The PCR products, which showed mobility shift in SSCP, were extracted from a 10 g/L agarose gel and column purified using a QIAquick gel extraction kit (Qiagen, Hilden, Germany), and direct sequencing was performed by BioAsia Company, Shanghai, China.

RESULTS
Analysis of PCR products

The increment of all DNA samples from the CHB patients, AHB patients and normal controls was a single strand with 120, 298 and 257 bp in length respectively, which indicated that a large fragment insertion and deletion did not exist in the region of CIITA gene promoters I, III and IV among the subjects.

SSCP analysis

For each promoter, identical SSCP patterns were detected in PCR products derived from all the subjects, whether CHB patients, AHB patients or healthy controls, with no evidence of polymorphism. Selective DNA bands detected by SSCP analysis randomly and direct DNA sequencing conformed to this result.

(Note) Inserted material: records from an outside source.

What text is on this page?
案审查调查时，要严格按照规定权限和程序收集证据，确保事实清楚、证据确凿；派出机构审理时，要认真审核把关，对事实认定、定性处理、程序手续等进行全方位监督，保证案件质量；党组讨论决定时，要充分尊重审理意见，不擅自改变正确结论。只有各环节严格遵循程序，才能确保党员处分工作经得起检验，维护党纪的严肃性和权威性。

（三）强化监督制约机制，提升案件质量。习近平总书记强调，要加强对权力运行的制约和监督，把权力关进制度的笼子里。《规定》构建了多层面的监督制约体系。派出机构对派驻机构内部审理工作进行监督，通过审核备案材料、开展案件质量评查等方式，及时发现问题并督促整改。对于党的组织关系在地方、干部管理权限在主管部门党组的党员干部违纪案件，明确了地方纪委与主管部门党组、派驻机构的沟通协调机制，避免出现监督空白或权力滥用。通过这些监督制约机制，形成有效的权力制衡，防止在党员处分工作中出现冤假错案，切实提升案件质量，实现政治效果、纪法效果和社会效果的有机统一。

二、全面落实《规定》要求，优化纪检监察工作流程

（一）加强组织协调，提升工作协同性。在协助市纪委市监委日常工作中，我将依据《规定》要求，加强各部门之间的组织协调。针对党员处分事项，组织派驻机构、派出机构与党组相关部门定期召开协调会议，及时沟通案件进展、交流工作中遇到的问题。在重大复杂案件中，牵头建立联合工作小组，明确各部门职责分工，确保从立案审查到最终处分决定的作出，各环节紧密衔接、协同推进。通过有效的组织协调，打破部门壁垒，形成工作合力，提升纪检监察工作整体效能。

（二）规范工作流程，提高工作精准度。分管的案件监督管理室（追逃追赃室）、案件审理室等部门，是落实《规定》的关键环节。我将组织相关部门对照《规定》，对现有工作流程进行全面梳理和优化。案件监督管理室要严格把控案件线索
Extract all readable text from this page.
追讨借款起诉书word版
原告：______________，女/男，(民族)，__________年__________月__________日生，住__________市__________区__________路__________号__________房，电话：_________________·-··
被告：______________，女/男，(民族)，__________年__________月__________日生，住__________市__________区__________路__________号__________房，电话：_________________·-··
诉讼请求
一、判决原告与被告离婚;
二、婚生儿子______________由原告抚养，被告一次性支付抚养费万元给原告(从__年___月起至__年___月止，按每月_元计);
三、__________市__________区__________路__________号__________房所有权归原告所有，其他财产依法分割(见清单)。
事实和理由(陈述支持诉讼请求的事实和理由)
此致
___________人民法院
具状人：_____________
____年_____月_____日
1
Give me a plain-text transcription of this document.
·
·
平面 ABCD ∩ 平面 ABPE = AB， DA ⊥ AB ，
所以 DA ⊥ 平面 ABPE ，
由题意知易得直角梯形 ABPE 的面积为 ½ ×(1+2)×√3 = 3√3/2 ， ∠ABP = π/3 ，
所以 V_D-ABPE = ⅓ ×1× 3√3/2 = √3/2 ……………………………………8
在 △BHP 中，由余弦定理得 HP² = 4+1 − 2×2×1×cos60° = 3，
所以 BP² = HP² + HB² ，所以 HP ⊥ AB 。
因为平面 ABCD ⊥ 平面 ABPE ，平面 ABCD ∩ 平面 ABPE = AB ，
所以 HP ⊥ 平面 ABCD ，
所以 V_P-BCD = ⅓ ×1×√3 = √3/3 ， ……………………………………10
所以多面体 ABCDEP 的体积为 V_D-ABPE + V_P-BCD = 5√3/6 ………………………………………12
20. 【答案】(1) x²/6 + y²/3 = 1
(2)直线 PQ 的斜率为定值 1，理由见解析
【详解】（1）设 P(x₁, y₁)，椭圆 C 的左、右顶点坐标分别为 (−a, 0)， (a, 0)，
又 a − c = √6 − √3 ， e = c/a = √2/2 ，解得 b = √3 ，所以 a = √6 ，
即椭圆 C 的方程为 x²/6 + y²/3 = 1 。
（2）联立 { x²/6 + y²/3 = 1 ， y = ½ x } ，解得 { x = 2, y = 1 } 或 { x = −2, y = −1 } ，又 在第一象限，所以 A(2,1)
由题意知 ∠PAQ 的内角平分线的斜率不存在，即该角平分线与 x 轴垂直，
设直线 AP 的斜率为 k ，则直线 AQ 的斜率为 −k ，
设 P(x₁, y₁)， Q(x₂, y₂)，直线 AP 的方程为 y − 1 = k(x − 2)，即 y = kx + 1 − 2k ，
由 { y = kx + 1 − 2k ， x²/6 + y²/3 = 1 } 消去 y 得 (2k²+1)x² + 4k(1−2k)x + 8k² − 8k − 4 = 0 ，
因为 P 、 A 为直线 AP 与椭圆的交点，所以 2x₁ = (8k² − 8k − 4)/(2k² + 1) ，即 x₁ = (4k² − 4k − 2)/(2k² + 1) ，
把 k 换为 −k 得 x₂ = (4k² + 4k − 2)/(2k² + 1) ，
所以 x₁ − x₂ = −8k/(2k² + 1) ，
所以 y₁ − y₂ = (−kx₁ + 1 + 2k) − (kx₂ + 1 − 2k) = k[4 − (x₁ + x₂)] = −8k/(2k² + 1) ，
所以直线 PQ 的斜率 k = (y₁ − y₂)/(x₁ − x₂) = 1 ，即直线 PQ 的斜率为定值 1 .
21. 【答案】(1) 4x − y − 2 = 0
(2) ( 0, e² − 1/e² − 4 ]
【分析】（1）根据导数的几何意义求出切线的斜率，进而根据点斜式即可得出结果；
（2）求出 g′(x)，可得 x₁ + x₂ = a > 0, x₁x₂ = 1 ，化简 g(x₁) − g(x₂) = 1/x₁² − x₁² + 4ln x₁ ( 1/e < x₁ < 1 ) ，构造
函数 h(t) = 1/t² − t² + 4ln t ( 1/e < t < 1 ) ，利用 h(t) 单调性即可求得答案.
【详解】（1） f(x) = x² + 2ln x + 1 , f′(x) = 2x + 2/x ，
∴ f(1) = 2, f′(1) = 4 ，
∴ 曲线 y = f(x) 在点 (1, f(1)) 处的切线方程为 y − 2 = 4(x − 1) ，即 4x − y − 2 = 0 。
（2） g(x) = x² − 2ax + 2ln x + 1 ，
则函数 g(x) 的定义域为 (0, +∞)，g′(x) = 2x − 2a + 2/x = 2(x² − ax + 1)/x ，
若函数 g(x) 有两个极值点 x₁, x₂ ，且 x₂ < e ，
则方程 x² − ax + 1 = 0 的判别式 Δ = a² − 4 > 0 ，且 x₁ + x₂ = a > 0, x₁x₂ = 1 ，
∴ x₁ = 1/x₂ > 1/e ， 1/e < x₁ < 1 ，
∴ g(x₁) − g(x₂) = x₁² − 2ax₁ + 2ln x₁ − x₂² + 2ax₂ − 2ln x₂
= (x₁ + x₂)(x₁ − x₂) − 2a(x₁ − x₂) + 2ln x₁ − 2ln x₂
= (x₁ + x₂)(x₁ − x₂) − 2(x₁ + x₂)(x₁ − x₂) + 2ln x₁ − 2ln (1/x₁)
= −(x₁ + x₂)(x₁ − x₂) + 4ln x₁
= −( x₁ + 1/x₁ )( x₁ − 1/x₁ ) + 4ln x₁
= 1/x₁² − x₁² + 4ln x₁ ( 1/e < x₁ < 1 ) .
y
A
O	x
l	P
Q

Thus, in the samples analyzed in the present study, no difference was found at CIITA gene promoters I, III and IV among CHB patients, AHB patients and healthy controls. The three CIITA promoters resulted in no polymorphism.

DISCUSSION

It has been estimated that HBV is present in a reservoir of more than 130 million chronic carriers, accounting for more than 10% of Chinese population[25]. Infection with HBV can cause a broad spectrum of diseases, including asymptomatic HBV carriers, acute hepatitis, chronic hepatitis, liver cirrhosis and primary hepatocellular carcinoma. Virological factors may play a role in the outcome of the infection, while infection with the same HBV virus has been found to cause various clinical outcomes in different patients suggesting that there is a strong immunogenic component to affect the individual susceptibility to HBV. So far, histocompatibility leukocyte antigen (HLA)[26-29], tumor necrosis factor alpha (TNF-α)[30], interleukin-6 (IL-6)[31], interleukin-10 (IL-10)[32,33], mannose-binding lectin (MBL) gene[34], and vitamin D receptor[35] have been investigated as potential candidate genes. However, no single allele has been clearly associated with HBV persistence or disease severity. Further study is needed to clarify these preliminary associations and to identify other potential candidate genes.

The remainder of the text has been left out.